En ‘Misión biológica’, los estudiantes han tenido la oportunidad de participar en diferentes talleres, como los impartidos por un grupo de técnicos y profesores del Instituto de Investigación en Ciencias de la Alimentación (CIAL), dependiente del Consejo Superior de Investigaciones Científicas (CSIC) y de la Universidad Autónoma de Madrid (UAM). Los participantes han explorado los sentidos para identificar alimentos, sabores, olores, etc.; han aprendido sobre intolerancias y alérgenos e incluso han creado su propio snack saludable.
También se han desarrollado talleres de genética, de animales, de estructuras (en los que se ha estudiado los huesos o el corazón), así como rutas botánicas para conocer y diferenciar familias y especies vegetales.

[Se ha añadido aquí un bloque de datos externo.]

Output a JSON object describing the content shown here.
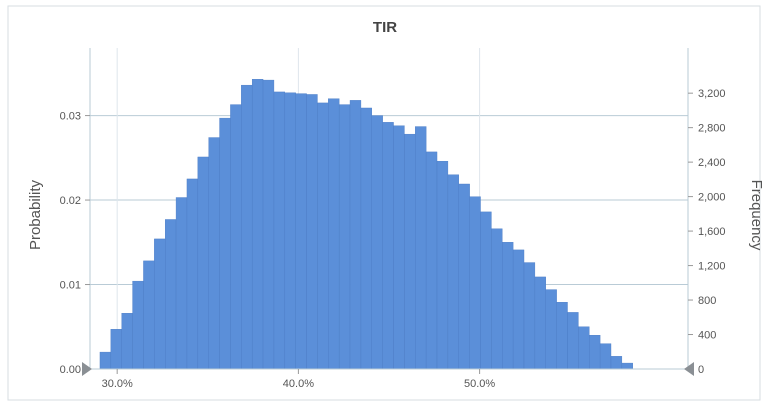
{
  "chart_data": {
    "type": "bar",
    "title": "TIR",
    "ylabel": "Probability",
    "y2label": "Frequency",
    "x_unit": "%",
    "x_ticks": [
      30,
      40,
      50
    ],
    "x_tick_labels": [
      "30.0%",
      "40.0%",
      "50.0%"
    ],
    "xlim": [
      28.5,
      61.5
    ],
    "ylim": [
      0,
      0.038
    ],
    "y_ticks": [
      0,
      0.01,
      0.02,
      0.03
    ],
    "y_tick_labels": [
      "0.00",
      "0.01",
      "0.02",
      "0.03"
    ],
    "y2_ticks": [
      0,
      400,
      800,
      1200,
      1600,
      2000,
      2400,
      2800,
      3200
    ],
    "y2_tick_labels": [
      "0",
      "400",
      "800",
      "1,200",
      "1,600",
      "2,000",
      "2,400",
      "2,800",
      "3,200"
    ],
    "bin_width": 0.6,
    "bins_start": [
      29.05,
      29.65,
      30.25,
      30.85,
      31.45,
      32.05,
      32.65,
      33.25,
      33.85,
      34.45,
      35.05,
      35.65,
      36.25,
      36.85,
      37.45,
      38.05,
      38.65,
      39.25,
      39.85,
      40.45,
      41.05,
      41.65,
      42.25,
      42.85,
      43.45,
      44.05,
      44.65,
      45.25,
      45.85,
      46.45,
      47.05,
      47.65,
      48.25,
      48.85,
      49.45,
      50.05,
      50.65,
      51.25,
      51.85,
      52.45,
      53.05,
      53.65,
      54.25,
      54.85,
      55.45,
      56.05,
      56.65,
      57.25,
      57.85
    ],
    "values": [
      0.002,
      0.0047,
      0.0066,
      0.0104,
      0.0128,
      0.0154,
      0.0177,
      0.0203,
      0.0225,
      0.0251,
      0.0274,
      0.0297,
      0.0313,
      0.0336,
      0.0343,
      0.0342,
      0.0328,
      0.0327,
      0.0326,
      0.0325,
      0.0315,
      0.032,
      0.0313,
      0.0318,
      0.0309,
      0.03,
      0.0292,
      0.0288,
      0.0278,
      0.0287,
      0.0257,
      0.0246,
      0.023,
      0.0219,
      0.0204,
      0.0186,
      0.0166,
      0.015,
      0.0141,
      0.0126,
      0.0109,
      0.0094,
      0.0079,
      0.0067,
      0.005,
      0.004,
      0.003,
      0.0015,
      0.0007
    ],
    "grid": true,
    "bar_color": "#5b8fd9",
    "bar_edge_color": "#4a7bc4",
    "grid_color": "#b9cbd6",
    "axis_color": "#b9cbd6",
    "marker_color": "#8a8f94"
  }
}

“Estoy aprendiendo mucho. Los investigadores que vienen a enseñarnos en los talleres son muy buenos, porque ellos saben explicar mucho mejor que un profesor normal. Yo hago bastantes preguntas porque me provoca curiosidad y me interesa el tema. Soy de ciencias y se me dan bien, pero hay cosas con las que me confundo bastante y este campus me ayuda a entenderlo mejor. Además, aquí conoces mucho a gente de otras partes de España y es muy divertido”, explica Manuel San Juan, de 13 años, estudiante de 2º de ESO que ha viajado a Madrid desde su ciudad, Ponferrada, en León, para participar en el campus.
Aprendizaje y convivencia
Al final, los alumnos participantes en este fin de semana científico adquieren conocimientos y técnicas para afrontar estas asignaturas, pero además disfrutan de unos días de convivencia y diversión.

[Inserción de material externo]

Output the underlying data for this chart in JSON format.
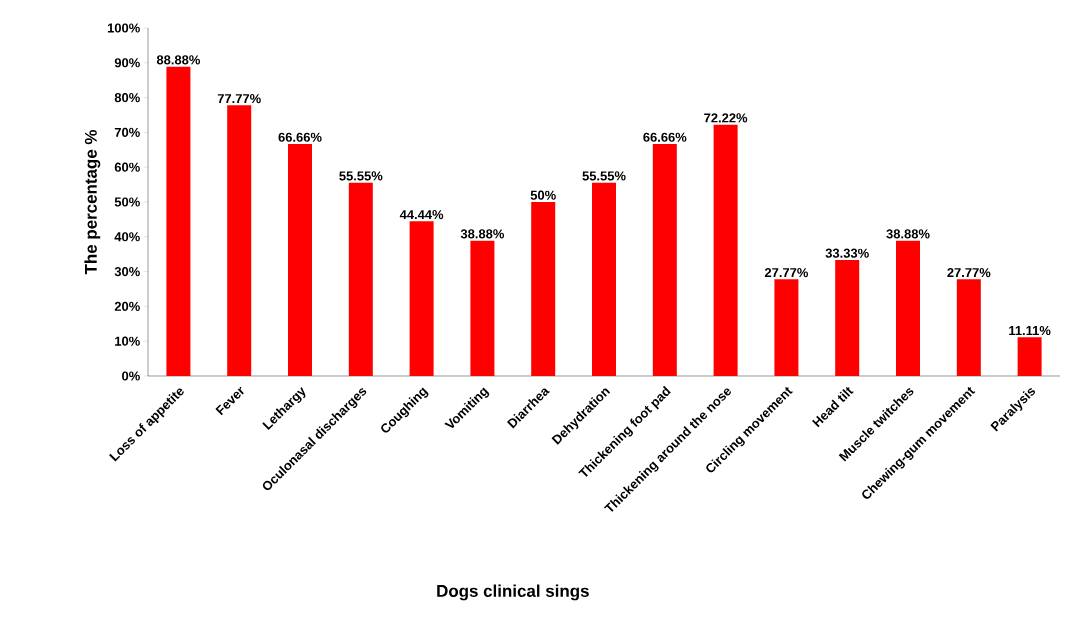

“La parte social de estos campus también es muy importantes, ya que los chicos y chicas conviven unos días, se relacionan y se divierten juntos. Una chica me acaba de decir que a ella no le gustan las ciencias, pero que le gustó tanto participar en el último al que acudió que ha decidido venir a este solo por eso. Las evaluaciones que hacen los estudiantes al finalizar estos campus son muy positivas y nos ayudan a seguir mejorando”, concluyen los coordinadores Jaime Muñoz y Noemí Castillo.